What changes in court that she is a woman?
«I try to understand if for people that I am listening to or that I am interrogating the fact that I am a woman is a source of discomfort. I can recognize my interlocutor, if he recognizes me. And then, when it comes to crimes of gender-based violence, I’m interested in understanding whether gender affiliation affects what the defendant or even the victim is telling me,” explains the magistrate. «I’ll give you an example: if a defendant of domestic violence declares “I hit her. because I was jealous”, I try to frame the situation with a few more questions. “Do you take care of the housework? Do you have separate accounts or does she control her wife’s money?” I try to understand if a discriminatory model is at work behind their answers».
What reactions do your questions provoke?

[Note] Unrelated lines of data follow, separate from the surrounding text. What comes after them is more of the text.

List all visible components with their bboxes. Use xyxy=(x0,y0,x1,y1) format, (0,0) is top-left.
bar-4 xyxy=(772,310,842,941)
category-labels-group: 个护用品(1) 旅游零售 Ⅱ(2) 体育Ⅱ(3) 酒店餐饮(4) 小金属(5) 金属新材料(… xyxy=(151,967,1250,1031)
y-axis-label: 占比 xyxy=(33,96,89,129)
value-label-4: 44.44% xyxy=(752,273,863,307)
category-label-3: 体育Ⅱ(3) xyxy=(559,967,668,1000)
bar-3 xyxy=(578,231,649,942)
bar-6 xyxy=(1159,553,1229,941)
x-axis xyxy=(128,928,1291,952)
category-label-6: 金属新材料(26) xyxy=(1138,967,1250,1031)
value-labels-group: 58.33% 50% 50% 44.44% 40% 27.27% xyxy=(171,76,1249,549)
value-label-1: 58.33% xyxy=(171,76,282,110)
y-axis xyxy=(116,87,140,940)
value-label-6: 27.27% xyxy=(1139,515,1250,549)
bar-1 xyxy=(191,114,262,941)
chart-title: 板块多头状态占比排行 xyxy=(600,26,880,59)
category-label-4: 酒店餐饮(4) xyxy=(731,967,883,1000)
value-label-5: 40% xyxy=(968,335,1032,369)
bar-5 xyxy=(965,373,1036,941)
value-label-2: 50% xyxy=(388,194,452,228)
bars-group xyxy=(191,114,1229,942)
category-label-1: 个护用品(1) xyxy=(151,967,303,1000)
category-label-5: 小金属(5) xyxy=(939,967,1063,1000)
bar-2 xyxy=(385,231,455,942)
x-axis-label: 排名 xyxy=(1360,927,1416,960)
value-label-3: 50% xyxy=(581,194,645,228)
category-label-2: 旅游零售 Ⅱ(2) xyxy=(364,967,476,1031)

«Often both idefendant and victim are displaced. Because this interpretation breaks a consolidated vision of the world, which many women share».
Law and discrimination
If she is the victim of sex, what does she do?
“It happens for example for the witness to answer to the male president instead of me that I question him. At first I didn’t react. Now I officially react to this discrimination, which is a form of injustice. It’s heavy for me too. But these infractions of the rules I have them put in writing in the minutes».
Because he titled the book The judge?
“Long I wondered how I hadn’t noticed that the fact of using the masculine as if it were a neutral term was discriminatory. I was inside a model that I didn’t question and this effectively made me a body foreign to the judiciary. The use of the feminine is not secondary, as many still maintain. Nobody forced it on me, it’s a silent acceptance of the fact that you’re in there as a woman, with your prerogatives you don’t exist. The presumed neutrality is a trick to deny presence and speech. For millennia, women have been denied the right to interpret the law. This inferiority has been internalized within the acceptance of the masculine» concludes the magistrate.
Women judges: “What are you afraid of?”
When the Constituent assembly discussed these issues, one of the representatives present, Maria Terracini asked “what are you afraid of?” who opposed. To this question The judge di Paola di Nicola Travaglini gives a contemporary answerwith the story of his human and professional story.